An augmented state SLAM formulation for multiple line-of-sight features with millimetre wave RADAR

Abstract

Millimetre wave RADAR can penetrate certain non-metallic objects, meaning that multiple line-of-sight objects can sometimes be detected, a property which can be exploited in mobile robot navigation in outdoor unstructured environments. This paper describes a new approach in predicting RADAR range bins which is essential for simultaneous localisation and map building (SLAM) with millimetre wave RADAR. The first contribution of this paper is a SLAM formulation using an augmented state vector which includes the normalised RADAR cross sections (RCS) and absorption cross sections of features as well as the usual feature Cartesian coordinates.
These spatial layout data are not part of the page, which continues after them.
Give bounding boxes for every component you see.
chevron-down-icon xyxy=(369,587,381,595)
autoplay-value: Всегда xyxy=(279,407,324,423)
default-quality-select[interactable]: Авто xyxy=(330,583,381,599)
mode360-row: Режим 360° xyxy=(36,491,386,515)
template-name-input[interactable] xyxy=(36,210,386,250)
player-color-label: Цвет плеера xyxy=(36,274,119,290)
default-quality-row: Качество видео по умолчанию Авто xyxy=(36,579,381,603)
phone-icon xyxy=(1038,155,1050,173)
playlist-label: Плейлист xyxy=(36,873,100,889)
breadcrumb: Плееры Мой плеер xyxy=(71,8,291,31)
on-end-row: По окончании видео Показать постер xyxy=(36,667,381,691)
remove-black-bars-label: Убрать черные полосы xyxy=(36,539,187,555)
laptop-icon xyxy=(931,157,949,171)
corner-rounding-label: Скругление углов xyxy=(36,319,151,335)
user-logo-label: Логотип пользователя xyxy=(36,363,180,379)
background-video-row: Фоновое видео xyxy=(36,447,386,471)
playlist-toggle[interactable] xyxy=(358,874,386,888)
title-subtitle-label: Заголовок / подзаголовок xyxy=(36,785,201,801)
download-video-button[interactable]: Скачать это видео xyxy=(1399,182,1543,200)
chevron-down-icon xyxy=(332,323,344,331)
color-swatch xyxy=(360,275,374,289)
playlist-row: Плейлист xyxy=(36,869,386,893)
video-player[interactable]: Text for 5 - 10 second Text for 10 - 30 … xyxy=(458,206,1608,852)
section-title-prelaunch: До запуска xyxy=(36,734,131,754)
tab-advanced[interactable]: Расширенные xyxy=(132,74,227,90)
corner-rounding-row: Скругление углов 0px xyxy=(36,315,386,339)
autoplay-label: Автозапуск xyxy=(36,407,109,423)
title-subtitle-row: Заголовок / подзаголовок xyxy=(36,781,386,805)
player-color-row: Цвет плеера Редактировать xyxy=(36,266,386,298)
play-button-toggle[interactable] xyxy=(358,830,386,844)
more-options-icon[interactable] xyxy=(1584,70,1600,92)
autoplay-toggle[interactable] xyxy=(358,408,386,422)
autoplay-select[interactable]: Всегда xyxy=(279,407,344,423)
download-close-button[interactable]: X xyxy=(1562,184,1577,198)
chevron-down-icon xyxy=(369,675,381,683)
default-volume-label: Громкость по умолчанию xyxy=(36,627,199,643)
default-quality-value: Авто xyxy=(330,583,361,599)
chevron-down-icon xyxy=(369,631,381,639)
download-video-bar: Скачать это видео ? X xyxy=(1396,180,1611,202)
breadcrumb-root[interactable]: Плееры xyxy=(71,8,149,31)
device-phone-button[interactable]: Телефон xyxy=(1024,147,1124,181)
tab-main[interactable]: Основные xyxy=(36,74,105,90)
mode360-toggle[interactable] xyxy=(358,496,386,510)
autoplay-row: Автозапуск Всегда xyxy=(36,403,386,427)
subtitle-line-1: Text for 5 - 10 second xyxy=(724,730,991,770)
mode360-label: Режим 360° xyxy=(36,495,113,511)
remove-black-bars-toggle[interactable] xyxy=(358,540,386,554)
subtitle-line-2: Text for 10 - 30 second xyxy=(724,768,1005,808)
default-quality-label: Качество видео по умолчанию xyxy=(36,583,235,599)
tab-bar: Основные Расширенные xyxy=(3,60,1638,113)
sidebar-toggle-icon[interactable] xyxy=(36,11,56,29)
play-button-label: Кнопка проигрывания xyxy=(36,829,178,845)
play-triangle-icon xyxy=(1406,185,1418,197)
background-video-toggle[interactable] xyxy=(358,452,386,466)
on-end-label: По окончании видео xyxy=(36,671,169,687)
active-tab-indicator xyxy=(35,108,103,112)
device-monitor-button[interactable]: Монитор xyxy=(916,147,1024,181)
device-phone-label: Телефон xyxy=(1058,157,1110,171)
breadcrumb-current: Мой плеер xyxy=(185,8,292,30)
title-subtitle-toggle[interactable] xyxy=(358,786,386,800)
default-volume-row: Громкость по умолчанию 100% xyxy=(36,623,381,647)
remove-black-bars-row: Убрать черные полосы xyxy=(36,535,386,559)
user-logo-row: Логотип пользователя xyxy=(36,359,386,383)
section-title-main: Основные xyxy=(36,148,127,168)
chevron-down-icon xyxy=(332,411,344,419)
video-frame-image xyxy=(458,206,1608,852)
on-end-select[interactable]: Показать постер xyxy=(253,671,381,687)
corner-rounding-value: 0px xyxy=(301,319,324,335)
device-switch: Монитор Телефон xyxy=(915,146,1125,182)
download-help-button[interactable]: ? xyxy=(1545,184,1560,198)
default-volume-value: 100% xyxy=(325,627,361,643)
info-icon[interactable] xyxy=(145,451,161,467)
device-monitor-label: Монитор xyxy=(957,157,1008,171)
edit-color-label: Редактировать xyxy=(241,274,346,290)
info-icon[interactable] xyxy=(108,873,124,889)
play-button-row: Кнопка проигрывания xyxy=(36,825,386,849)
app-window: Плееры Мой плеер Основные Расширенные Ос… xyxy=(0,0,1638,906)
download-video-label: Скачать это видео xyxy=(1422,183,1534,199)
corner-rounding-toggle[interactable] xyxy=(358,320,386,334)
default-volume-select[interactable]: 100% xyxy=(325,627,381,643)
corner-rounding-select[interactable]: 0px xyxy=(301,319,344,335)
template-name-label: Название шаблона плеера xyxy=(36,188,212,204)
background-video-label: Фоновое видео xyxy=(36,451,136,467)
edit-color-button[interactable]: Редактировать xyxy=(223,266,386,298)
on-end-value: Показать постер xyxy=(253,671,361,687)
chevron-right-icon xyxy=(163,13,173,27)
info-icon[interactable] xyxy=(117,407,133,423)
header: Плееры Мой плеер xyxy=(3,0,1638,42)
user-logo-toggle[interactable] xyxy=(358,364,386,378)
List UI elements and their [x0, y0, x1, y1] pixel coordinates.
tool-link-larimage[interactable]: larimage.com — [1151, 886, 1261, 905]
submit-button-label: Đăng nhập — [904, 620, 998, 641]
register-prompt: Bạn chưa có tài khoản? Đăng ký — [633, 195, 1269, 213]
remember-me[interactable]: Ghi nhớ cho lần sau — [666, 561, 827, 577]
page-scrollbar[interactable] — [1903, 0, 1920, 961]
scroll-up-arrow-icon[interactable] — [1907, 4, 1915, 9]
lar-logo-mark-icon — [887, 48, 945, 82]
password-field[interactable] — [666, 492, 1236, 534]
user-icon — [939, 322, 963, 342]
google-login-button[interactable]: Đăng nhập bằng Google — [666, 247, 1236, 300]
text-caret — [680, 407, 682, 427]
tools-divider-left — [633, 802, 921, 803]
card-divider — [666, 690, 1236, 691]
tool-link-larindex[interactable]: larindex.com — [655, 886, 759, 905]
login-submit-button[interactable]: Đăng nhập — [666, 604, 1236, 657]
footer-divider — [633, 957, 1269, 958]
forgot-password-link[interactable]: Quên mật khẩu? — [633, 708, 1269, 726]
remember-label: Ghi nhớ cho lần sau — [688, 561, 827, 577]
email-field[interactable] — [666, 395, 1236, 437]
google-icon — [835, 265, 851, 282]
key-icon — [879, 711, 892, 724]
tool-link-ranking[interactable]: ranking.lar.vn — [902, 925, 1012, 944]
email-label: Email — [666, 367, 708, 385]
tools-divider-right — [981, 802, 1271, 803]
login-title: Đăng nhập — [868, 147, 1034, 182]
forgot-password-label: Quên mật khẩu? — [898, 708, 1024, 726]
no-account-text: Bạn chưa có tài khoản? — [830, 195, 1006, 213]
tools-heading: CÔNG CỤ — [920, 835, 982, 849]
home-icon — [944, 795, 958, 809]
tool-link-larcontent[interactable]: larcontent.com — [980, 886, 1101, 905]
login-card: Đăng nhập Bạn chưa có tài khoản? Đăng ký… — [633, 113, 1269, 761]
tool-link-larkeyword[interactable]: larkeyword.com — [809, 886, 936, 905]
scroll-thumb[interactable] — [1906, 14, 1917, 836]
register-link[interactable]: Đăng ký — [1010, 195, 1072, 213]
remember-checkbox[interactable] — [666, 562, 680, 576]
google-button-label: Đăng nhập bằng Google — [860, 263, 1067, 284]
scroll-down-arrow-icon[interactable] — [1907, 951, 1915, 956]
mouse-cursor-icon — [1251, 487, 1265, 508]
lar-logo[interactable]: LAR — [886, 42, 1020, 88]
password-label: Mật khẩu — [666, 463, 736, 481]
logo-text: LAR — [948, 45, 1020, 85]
The term "normalised" is used as the actual RCS is incorporated into a reflectivity parameter. Normalisation results as it is assumed that the sum of this reflectivity parameter and the absorption and transmittance parameters is unity. This is carried out to provide feature rich representations of the environment to significantly aid the data association process in SLAM. The second contribution is a predictive model of the power-range spectra (often referred to as range bins), from differing vehicle locations, for multiple line-of-sight targets. This forms a predicted power-range observation, based on estimates of the augmented SLAM state. The formulation of power returns from multiple objects down-range is derived and predicted RADAR range spectra are compared with real spectra, recorded outdoors. This prediction of power-range spectra is a step towards a full, RADAR based SLAM framework.